"Of course!" and Leger laughed again. "You can't be a reformer for nothing; you have to take the rough with the smooth—though there is, as a rule, very little of the latter."
Ingleby said nothing further; but it dawned on him, as it had, indeed, done once or twice before, that even a defective system of preserving peace and order might be preferable to none at all. Still, he naturally would not admit his misgivings, and said nothing until the wagonettes rolled into a little white village gay with flowers and girt about by towering beeches. The windows of an old grey house caught the sunlight and flashed among the trees, and, as the vehicles drew up, a trim groom on a splendid horse swept out through the gate of a clematis-covered lodge.
Then there was a hoarse cheer from a group of dilapidated and dusty loungers as the men swung themselves down outside the black-beamed hostelry which bore a coat-of-arms above its portal. They were unusually quiet, and Leger, who glanced at them, touched Ingleby's shoulder.
"They'll do their work," he said. "Still, I fancy we are expected, and I'm not sure that I'd be sorry if we had the thing done, and were driving home again."
III
CONFLICTING CLAIMS
The sunlight beat down fiercely on the shaven grass, and a drowsy hum of bees stole through the stillness of the Sunday afternoon when Grace Coulthurst and Geoffrey Esmond strolled across the lawn at Holtcar Grange. There were at least two acres of it, flanked by dusky firs and relieved on two sides by patches of graduated colour, while on the third side one looked out towards the blue hills across the deep hollow of Willow Dene into which the beech woods rolled down. A low wall, along which great urns of scarlet geraniums were set, cut off the lawn from the edge of the descent, and Grace, seating herself on the broad coping, glanced down into the cool shadow, out of which the sound of running water came up.
"It really looks very enticing on a day like this. Don't you think it is a little hard on the Hoddam people to shut them out of it?" she said.

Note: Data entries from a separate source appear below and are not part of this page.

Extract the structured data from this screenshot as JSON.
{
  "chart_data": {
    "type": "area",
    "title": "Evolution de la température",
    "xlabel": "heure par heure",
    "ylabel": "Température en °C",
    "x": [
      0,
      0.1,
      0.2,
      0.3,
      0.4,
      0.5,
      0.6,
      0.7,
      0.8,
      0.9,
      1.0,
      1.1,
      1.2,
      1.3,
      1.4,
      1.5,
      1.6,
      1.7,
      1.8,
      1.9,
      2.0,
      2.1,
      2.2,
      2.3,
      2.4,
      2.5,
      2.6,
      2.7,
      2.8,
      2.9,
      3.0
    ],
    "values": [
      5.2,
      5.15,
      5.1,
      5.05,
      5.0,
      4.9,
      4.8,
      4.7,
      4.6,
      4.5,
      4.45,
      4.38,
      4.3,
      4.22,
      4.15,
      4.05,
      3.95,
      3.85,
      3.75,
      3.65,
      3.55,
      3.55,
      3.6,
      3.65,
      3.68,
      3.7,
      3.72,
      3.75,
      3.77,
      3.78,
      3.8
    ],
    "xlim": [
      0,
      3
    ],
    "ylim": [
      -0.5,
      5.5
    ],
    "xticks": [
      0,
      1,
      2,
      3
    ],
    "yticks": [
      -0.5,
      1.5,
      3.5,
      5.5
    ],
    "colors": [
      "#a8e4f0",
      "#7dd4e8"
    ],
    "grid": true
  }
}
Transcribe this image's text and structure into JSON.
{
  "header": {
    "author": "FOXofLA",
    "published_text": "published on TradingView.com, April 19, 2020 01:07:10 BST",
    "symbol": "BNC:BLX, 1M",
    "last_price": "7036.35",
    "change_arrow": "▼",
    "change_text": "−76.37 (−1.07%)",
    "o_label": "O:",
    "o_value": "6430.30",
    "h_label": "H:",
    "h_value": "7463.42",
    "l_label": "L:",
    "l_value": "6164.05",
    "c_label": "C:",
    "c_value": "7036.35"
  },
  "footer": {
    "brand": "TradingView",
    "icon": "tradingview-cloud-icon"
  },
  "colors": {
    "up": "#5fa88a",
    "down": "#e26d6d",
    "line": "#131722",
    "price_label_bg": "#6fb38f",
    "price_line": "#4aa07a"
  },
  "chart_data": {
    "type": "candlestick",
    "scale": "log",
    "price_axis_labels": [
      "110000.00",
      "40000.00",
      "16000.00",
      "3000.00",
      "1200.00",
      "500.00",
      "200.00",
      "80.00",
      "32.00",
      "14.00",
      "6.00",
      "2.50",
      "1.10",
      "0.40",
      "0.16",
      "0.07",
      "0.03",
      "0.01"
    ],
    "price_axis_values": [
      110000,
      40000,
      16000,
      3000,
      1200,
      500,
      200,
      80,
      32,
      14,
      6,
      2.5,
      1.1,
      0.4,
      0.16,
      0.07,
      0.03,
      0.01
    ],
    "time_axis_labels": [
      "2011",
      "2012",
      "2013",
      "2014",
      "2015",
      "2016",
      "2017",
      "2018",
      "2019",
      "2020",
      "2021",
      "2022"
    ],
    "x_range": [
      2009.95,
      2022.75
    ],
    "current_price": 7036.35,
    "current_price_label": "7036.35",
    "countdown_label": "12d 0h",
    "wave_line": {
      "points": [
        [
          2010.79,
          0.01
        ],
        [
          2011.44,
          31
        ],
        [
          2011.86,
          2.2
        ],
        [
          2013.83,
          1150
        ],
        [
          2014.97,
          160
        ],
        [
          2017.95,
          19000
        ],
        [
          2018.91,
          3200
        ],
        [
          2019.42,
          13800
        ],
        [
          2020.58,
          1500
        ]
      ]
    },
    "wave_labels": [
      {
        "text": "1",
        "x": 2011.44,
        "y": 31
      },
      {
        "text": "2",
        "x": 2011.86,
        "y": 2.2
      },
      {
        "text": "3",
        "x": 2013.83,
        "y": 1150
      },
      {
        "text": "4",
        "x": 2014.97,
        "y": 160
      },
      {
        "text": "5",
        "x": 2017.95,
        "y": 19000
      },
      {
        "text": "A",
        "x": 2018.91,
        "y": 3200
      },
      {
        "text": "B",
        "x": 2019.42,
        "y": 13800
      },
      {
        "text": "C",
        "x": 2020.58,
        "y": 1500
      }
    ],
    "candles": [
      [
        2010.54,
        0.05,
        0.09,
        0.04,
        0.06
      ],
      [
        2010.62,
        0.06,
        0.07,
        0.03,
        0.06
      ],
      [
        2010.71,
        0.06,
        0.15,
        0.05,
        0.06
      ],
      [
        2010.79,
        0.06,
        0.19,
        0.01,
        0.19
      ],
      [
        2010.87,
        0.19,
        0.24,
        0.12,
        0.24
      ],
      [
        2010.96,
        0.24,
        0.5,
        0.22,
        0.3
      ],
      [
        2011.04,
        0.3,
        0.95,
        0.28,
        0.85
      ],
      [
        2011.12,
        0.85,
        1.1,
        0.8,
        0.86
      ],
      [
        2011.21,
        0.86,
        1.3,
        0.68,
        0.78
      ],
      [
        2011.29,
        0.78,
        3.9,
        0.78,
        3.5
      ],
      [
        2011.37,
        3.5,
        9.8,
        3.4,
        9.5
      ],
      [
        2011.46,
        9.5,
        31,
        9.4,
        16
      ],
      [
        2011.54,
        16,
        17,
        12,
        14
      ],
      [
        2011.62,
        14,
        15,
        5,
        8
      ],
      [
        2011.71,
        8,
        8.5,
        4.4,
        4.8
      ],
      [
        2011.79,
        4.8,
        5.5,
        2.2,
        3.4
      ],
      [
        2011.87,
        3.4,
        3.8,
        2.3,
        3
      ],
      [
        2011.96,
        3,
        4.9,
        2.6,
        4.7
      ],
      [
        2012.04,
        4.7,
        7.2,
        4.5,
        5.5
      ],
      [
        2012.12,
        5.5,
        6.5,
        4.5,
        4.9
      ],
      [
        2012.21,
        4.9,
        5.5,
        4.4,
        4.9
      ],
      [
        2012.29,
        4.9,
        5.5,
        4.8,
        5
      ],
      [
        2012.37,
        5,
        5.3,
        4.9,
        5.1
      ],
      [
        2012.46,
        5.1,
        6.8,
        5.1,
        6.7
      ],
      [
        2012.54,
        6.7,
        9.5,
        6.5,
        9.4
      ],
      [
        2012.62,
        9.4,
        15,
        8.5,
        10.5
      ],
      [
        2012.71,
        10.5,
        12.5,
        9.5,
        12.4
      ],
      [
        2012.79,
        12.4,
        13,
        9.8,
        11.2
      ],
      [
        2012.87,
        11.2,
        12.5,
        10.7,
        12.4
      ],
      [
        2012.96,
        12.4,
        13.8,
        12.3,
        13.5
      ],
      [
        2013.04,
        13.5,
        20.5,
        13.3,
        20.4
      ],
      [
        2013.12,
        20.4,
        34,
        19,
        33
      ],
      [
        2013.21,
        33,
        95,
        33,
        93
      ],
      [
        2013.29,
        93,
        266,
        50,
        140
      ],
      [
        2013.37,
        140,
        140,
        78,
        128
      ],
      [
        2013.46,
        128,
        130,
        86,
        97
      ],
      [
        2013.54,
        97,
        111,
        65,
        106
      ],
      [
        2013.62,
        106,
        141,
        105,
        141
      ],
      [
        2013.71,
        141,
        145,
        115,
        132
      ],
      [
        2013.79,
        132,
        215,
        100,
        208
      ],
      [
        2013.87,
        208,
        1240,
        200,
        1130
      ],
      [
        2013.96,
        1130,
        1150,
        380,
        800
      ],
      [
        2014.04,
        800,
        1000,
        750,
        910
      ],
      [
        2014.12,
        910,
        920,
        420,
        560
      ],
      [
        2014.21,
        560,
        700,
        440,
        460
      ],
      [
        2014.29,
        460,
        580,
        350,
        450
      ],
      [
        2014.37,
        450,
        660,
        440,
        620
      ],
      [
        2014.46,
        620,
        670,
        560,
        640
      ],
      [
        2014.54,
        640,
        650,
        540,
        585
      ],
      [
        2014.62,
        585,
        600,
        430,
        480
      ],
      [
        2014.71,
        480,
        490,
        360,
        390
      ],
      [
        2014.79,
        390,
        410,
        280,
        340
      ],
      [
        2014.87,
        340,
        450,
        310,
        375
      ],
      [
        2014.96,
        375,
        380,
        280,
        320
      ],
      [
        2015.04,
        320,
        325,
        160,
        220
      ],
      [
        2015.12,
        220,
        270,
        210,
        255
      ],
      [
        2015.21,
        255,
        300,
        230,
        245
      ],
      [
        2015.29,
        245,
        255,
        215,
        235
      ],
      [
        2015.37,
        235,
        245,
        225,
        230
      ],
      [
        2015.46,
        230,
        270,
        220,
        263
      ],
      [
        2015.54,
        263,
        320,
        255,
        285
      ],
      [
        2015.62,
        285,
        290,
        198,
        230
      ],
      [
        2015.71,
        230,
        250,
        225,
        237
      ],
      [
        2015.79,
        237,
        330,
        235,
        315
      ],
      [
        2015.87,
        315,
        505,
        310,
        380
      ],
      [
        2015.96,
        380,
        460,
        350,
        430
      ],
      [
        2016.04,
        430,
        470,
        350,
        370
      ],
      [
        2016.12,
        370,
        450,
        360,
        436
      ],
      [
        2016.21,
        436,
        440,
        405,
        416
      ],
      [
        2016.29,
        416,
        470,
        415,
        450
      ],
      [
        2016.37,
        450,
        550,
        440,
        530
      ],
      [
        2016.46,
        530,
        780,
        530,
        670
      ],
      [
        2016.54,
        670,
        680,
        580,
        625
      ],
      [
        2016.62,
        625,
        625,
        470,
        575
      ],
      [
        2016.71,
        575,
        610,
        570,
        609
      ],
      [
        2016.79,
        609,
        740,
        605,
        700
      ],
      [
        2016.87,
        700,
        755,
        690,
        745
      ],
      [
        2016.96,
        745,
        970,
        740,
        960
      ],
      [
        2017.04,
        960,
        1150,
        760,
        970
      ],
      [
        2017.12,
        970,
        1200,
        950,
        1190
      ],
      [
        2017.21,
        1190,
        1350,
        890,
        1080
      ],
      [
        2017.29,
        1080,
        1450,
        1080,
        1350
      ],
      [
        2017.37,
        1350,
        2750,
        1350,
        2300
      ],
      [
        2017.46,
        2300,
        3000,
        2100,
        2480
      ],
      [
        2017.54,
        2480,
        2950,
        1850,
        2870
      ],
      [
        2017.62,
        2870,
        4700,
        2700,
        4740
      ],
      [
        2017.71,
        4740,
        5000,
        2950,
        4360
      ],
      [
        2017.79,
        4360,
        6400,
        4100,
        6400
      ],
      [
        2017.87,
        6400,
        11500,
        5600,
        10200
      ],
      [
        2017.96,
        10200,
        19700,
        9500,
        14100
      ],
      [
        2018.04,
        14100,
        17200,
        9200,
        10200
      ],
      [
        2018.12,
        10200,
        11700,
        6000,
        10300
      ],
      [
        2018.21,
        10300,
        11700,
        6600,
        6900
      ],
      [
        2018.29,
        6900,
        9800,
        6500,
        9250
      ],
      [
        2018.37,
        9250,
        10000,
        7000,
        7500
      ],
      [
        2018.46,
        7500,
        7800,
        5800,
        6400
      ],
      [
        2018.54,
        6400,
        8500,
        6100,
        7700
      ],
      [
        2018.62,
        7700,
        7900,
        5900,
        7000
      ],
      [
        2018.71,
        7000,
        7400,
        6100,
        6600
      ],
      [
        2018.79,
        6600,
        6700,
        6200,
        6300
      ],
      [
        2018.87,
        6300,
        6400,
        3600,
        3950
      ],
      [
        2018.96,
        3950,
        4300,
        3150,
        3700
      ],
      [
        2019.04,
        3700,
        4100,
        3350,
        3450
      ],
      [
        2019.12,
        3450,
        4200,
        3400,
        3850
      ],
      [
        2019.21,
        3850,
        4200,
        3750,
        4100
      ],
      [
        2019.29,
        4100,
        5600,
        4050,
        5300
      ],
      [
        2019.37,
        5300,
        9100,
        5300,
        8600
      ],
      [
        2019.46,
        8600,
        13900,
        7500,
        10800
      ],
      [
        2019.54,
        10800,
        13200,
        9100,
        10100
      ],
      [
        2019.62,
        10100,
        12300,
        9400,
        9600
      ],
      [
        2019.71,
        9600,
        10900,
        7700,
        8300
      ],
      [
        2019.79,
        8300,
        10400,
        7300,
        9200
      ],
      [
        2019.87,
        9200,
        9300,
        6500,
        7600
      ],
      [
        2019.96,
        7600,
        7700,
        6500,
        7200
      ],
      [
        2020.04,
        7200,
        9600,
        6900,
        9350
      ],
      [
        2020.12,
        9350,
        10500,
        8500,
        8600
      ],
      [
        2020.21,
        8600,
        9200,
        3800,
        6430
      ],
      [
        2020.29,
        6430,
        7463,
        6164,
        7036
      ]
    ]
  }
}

Her companion, who leaned, with his straw hat tilted back, against one of the flower-filled urns, smiled as he glanced down at her. He was a young man of slender, wiry frame, with an air of graceful languidness which usually sat well upon him, though there were occasions on which it was not readily distinguished from well-bred insolence.
"I suppose it is, but they brought it upon themselves," he said. "Nobody would mind their walking quietly through the Dene, even if they did leave their sandwich papers and their bottles behind them."